Tax Deduction at Source
A person who deducts TDS does so as a government agent. The Honorable Supreme Court in the case-Hindustan Coca Cola Beverage (P) Ltd. V/s Commissioner of Income Tax 293 ITR 226 (SC) had given the decision that in cases where the payer has not deducted his tax but the payee has paid the tax on his own, no default exists with the payer. The circular of 1997 states that even in such situation there will be no alteration in the liability to pay interest until the tax payment and the penalty has been paid in full by the deductee assessee.
In this case, the income tax department considers the interest to be paid from the date on which the tax was to be paid to the date on which it was paid summotto as advance tax by the payee. However, in such a situation, since the payee has made the payment as advance tax, it becomes difficult to charge computation interest with the payment of tax deduction at source.

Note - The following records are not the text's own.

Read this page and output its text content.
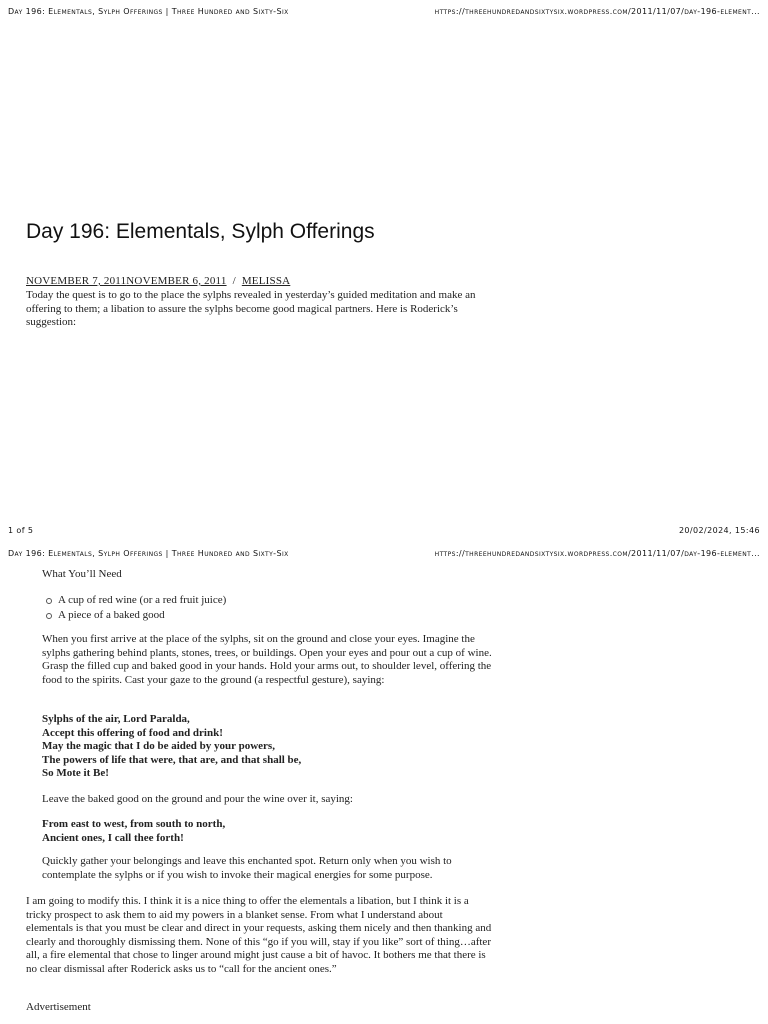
Day 196: Elementals, Sylph Offerings | Three Hundred and Sixty-Six	https://threehundredandsixtysix.wordpress.com/2011/11/07/day-196-element...
Day 196: Elementals, Sylph Offerings
NOVEMBER 7, 2011NOVEMBER 6, 2011 / MELISSA

Today the quest is to go to the place the sylphs revealed in yesterday’s guided meditation and make an offering to them; a libation to assure the sylphs become good magical partners. Here is Roderick’s suggestion:

1 of 5	20/02/2024, 15:46
Day 196: Elementals, Sylph Offerings | Three Hundred and Sixty-Six	https://threehundredandsixtysix.wordpress.com/2011/11/07/day-196-element...

What You’ll Need

A cup of red wine (or a red fruit juice)
A piece of a baked good

When you first arrive at the place of the sylphs, sit on the ground and close your eyes. Imagine the sylphs gathering behind plants, stones, trees, or buildings. Open your eyes and pour out a cup of wine. Grasp the filled cup and baked good in your hands. Hold your arms out, to shoulder level, offering the food to the spirits. Cast your gaze to the ground (a respectful gesture), saying:

Sylphs of the air, Lord Paralda,
Accept this offering of food and drink!
May the magic that I do be aided by your powers,
The powers of life that were, that are, and that shall be,
So Mote it Be!

Leave the baked good on the ground and pour the wine over it, saying:

From east to west, from south to north,
Ancient ones, I call thee forth!

Quickly gather your belongings and leave this enchanted spot. Return only when you wish to contemplate the sylphs or if you wish to invoke their magical energies for some purpose.

I am going to modify this. I think it is a nice thing to offer the elementals a libation, but I think it is a tricky prospect to ask them to aid my powers in a blanket sense. From what I understand about elementals is that you must be clear and direct in your requests, asking them nicely and then thanking and clearly and thoroughly dismissing them. None of this “go if you will, stay if you like” sort of thing…after all, a fire elemental that chose to linger around might just cause a bit of havoc. It bothers me that there is no clear dismissal after Roderick asks us to “call for the ancient ones.”

Advertisement
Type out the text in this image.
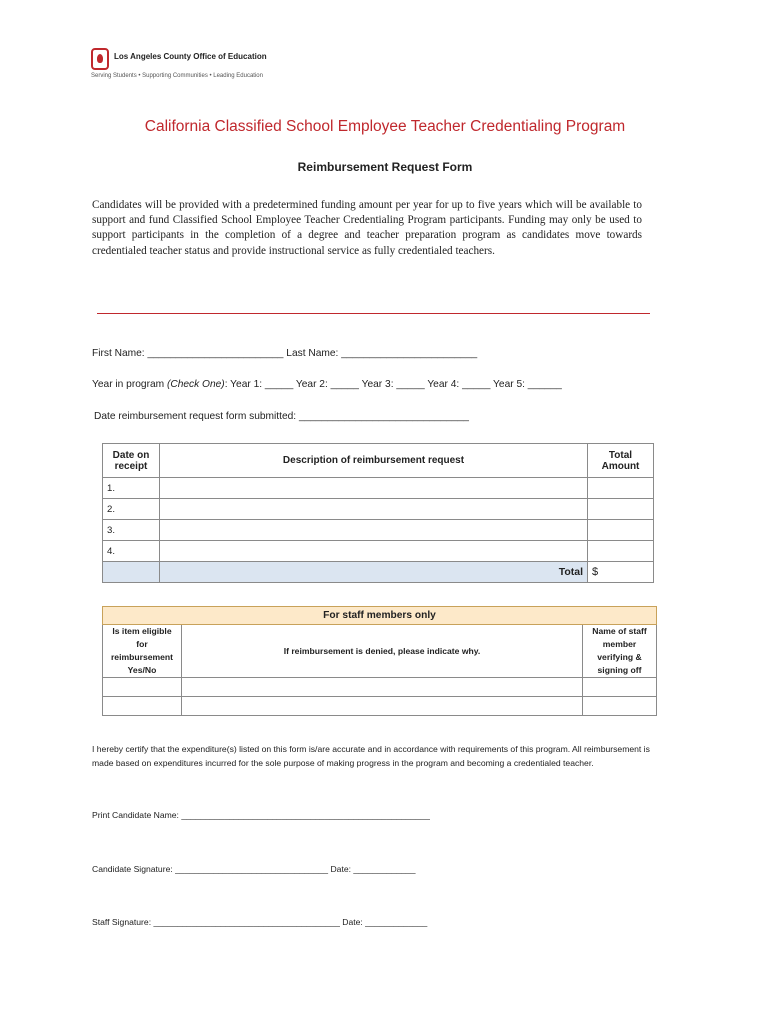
Los Angeles County Office of Education
Serving Students • Supporting Communities • Leading Education
California Classified School Employee Teacher Credentialing Program
Reimbursement Request Form
Candidates will be provided with a predetermined funding amount per year for up to five years which will be available to support and fund Classified School Employee Teacher Credentialing Program participants. Funding may only be used to support participants in the completion of a degree and teacher preparation program as candidates move towards credentialed teacher status and provide instructional service as fully credentialed teachers.
First Name: ________________________ Last Name: ________________________
Year in program (Check One): Year 1: _____ Year 2: _____ Year 3: _____ Year 4: _____ Year 5: ______
Date reimbursement request form submitted: ______________________________
Date on receipt	Description of reimbursement request	Total Amount
1.		
2.		
3.		
4.		
	Total	$
For staff members only		
Is item eligible for reimbursement Yes/No	If reimbursement is denied, please indicate why.	Name of staff member verifying & signing off

I hereby certify that the expenditure(s) listed on this form is/are accurate and in accordance with requirements of this program. All reimbursement is made based on expenditures incurred for the sole purpose of making progress in the program and becoming a credentialed teacher.
Print Candidate Name: ____________________________________________________
Candidate Signature: ________________________________ Date: _____________
Staff Signature: _______________________________________ Date: _____________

If the advance tax is less than the deductible amount, he will have to pay penalty for default TDS. Apart from this, the payee will not get the benefit of expense claim even though the tax on his income has been paid as technically speaking no tax deduction at source has taken place.
There are many confusing aspects in the deduction at source activity and hence the government is trying to come up with amendments for making this clearer. According to the new expected amendments the taxpayer will not come in the bracket of ‘assessee in default’ if he produces his income tax return thoroughly. It should include the payments that he has received without tax deduction from the taxpayer.